Justice Kennedy regrettably joined Roberts’s judgment, but wrote a lengthy, somewhat tortured concurrence in which he refused to endorse the implied conclusion that affirmative action programs are never constitutionally permissible. I will admit to being skeptical that the distinctions drawn by Kennedy in that case would ever make a difference, but today they did.
There is no small irony in the fact that Justice Samuel Alito, who wrote a long dissent to Kennedy’s opinion, is an alumnus of the Concerned Alumni of Princeton, a group that opposed the gender and racial integration of the university. He is hardly the first conservative to opportunistically discover the value of “colorblindness” once its effects were to make campuses more, rather than less, white.
Alito’s opinion attempts a number of would-be “gotchas” that aren’t very convincing.

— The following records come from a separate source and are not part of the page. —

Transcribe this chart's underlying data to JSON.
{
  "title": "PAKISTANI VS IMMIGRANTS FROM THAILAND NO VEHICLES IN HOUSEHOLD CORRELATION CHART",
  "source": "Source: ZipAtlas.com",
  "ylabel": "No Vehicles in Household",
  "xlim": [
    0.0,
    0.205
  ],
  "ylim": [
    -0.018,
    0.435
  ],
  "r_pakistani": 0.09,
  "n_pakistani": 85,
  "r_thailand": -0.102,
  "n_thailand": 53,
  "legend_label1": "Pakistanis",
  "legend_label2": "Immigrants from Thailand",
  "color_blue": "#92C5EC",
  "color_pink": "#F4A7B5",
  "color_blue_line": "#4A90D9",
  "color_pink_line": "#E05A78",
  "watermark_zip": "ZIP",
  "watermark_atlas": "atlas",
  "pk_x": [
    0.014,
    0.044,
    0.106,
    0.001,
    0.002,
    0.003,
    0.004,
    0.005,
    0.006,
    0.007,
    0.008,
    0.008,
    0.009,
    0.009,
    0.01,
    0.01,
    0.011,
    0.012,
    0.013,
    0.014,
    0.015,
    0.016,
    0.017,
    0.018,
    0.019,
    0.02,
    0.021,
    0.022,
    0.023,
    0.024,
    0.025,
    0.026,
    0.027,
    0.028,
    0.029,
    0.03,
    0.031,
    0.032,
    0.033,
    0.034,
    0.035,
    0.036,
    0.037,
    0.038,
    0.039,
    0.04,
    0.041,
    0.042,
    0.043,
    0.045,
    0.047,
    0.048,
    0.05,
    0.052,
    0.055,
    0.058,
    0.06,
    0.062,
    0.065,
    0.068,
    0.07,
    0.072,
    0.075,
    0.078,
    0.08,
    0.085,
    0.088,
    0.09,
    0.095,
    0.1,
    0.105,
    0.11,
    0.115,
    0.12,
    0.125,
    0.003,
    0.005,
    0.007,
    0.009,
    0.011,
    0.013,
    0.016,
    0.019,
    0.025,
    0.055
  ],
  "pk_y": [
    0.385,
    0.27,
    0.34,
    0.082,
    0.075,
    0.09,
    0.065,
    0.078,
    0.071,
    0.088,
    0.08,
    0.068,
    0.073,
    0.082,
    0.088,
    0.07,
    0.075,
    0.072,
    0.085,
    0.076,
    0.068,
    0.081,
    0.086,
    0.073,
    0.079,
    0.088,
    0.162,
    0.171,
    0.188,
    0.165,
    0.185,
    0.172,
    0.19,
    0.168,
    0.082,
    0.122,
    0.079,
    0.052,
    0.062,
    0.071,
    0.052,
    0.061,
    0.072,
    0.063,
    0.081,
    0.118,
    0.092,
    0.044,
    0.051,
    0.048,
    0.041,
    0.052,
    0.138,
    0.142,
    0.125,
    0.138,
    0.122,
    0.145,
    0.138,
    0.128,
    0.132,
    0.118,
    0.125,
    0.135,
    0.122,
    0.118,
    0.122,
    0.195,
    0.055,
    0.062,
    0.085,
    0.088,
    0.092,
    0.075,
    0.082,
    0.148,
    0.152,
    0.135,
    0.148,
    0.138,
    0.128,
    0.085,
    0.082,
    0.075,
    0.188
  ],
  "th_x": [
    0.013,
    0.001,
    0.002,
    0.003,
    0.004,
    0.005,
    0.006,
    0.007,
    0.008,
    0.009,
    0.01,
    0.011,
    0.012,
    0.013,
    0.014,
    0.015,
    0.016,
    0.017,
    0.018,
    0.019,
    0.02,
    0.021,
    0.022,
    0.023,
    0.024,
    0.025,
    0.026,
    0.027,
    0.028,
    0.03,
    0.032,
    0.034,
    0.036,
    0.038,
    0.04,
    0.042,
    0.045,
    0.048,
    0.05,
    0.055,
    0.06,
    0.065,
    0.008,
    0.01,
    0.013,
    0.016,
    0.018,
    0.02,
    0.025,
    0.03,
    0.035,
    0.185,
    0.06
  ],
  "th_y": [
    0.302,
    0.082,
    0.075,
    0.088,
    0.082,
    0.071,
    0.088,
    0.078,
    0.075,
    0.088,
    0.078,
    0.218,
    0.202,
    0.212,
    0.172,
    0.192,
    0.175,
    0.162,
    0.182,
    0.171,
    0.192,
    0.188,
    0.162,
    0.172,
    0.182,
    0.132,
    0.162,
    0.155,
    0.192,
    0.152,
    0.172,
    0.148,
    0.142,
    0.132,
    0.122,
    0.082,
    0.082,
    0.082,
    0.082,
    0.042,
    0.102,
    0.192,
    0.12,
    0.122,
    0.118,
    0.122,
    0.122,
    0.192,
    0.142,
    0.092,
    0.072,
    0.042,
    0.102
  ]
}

At one point, he complains that “UT also offers courses in subjects that are likely to have special appeal to members of the minority groups given preferential treatment under its challenged plan.” I confess it is not obvious to me how offering, for example, a Black Studies program and giving students substantial freedom to choose courses demonstrates that the University of Texas is not really committed to racial diversity. Alito also chides UT for using SAT scores, which have “often been accused of reflecting racial and cultural bias.” But, of course, the correlation between SAT scores and racial socioecomomic status is exactly the kind of factor UT’s holistic admissions evaluations—which Alito considers unconstitutional—are designed to take into account. UT is constitutionally permitted to ignore SAT scores—but should also be constitutionally permitted to consider them while placing them in the proper context.
Whatever you think of the policy arguments surrounding affirmative action, the question is whether the programs are constitutionally permitted. And the argument that affirmative action programs are the constitutional equivalent of segregation has never made much sense. The Fourteenth Amendment does not require “colorblindness”; it forbids invidious discrimination. Kennedy, for once, has proven he understands this.